Cerpen
PILAKUIK
- Yenrizal
- 25 Sep 2021
- dilihat 223
ilustrasi
Jarak rumah ke ladang hanya sekitar 500 meter. Kendati demikian suasana yang gelap cukup mengganggu. Halaman rumah gelap gulita, apalagi ladang. Tahun 1985 itu, memang daerah kami belum teraliri listrik. Pasaman (Barat) hanya dikenal orang di atas peta, bahkan dicari nama kampungkupun tak ada, boleh sanak cari nama Batang Lingkin, Bancah Talang, tak akan bersua, paling-paling hanya ada Simpang IV, daerah paling ramai, berjarak 2 km dari rumah.
Suara burung hantu sesekali terdengar, bertingkah pula dengan dengingan nyamuk yang begitu rajin menemani kami berjalan. Desauan daun buluh Aur tertiup angin berbaur dengan lenguhan-lenguhan pendek bersuara berat. Lenguhan itu seperti orang mendehem, lebih mirip suara mendengus yang berat.

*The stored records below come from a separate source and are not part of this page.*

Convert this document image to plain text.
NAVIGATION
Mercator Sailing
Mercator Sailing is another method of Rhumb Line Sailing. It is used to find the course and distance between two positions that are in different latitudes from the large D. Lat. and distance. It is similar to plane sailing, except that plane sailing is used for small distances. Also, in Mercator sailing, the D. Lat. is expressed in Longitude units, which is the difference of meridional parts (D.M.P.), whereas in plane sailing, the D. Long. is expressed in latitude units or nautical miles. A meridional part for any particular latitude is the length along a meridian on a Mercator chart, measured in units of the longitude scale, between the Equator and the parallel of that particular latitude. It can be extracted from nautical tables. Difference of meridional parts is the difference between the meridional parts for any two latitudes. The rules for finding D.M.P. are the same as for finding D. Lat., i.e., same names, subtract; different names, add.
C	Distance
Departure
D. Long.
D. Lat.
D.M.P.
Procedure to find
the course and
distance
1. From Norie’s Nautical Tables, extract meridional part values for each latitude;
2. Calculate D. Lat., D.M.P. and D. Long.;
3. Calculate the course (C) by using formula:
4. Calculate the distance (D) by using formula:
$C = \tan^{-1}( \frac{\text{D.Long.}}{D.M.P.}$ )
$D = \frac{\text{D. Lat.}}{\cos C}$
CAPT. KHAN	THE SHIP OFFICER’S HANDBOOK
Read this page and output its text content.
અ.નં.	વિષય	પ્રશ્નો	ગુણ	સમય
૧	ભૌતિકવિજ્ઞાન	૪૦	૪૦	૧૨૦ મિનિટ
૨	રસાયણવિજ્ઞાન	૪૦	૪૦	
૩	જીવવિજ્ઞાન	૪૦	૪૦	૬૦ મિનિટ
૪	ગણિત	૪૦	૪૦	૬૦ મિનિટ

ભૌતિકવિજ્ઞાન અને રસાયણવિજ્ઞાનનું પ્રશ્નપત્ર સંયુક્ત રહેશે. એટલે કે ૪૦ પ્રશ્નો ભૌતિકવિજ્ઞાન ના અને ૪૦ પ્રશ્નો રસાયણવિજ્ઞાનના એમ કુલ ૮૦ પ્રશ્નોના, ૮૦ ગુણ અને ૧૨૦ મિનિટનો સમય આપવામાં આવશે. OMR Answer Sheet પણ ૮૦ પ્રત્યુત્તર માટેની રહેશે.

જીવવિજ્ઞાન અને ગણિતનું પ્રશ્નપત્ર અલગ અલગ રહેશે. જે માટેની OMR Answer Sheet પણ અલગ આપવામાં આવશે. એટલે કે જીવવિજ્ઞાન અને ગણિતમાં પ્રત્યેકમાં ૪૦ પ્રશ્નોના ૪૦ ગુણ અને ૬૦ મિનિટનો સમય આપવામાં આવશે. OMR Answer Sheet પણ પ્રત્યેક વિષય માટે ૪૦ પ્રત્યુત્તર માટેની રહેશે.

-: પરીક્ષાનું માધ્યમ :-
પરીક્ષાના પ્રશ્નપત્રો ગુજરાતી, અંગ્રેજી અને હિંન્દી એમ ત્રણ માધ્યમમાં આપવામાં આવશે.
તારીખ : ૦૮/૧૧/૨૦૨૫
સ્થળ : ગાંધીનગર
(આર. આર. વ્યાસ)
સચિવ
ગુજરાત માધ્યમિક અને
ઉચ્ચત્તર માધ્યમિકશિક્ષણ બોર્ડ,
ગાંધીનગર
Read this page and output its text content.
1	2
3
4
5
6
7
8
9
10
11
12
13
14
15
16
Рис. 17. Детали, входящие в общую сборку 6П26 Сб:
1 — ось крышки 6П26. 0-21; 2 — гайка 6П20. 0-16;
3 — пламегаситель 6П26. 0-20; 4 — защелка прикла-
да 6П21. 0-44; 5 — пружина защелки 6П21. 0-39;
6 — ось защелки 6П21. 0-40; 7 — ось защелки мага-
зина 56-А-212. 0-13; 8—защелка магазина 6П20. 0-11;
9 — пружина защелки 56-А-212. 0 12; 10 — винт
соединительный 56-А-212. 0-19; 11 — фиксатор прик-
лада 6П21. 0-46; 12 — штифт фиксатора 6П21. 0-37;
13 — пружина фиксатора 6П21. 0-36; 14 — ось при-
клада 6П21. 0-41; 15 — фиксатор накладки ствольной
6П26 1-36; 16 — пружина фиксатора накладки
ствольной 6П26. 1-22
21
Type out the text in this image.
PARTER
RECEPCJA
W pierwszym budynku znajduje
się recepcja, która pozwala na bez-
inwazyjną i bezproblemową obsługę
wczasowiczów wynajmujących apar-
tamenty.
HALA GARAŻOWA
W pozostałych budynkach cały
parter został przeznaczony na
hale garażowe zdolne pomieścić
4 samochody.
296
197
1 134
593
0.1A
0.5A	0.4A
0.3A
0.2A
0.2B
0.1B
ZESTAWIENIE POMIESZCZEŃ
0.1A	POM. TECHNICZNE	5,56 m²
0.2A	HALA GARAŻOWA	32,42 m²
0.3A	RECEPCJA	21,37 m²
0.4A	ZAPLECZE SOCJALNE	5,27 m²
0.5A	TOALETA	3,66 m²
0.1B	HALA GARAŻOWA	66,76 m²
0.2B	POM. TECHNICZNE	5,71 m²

“Hoii!! Hoii! Hua! Hua!!” teriak bapak berulang kali. Cahaya senternya diarahkan ke asal suara sambil terus berteriak. Sekilas cahaya senter bisa menangkap bayangan hitam sebesar kambing gemuk. Aku terkaget, cepat merapat ke arah bapak. Suara bapak terus berteriak dan semakin keras. Krosak…krosak, suara semak tersibak yang terdengar. Lantas hening, sunyi.
“Banyak sekali babi malam ini, sepertinya harus begadang kita,” ujar Bapak tenang.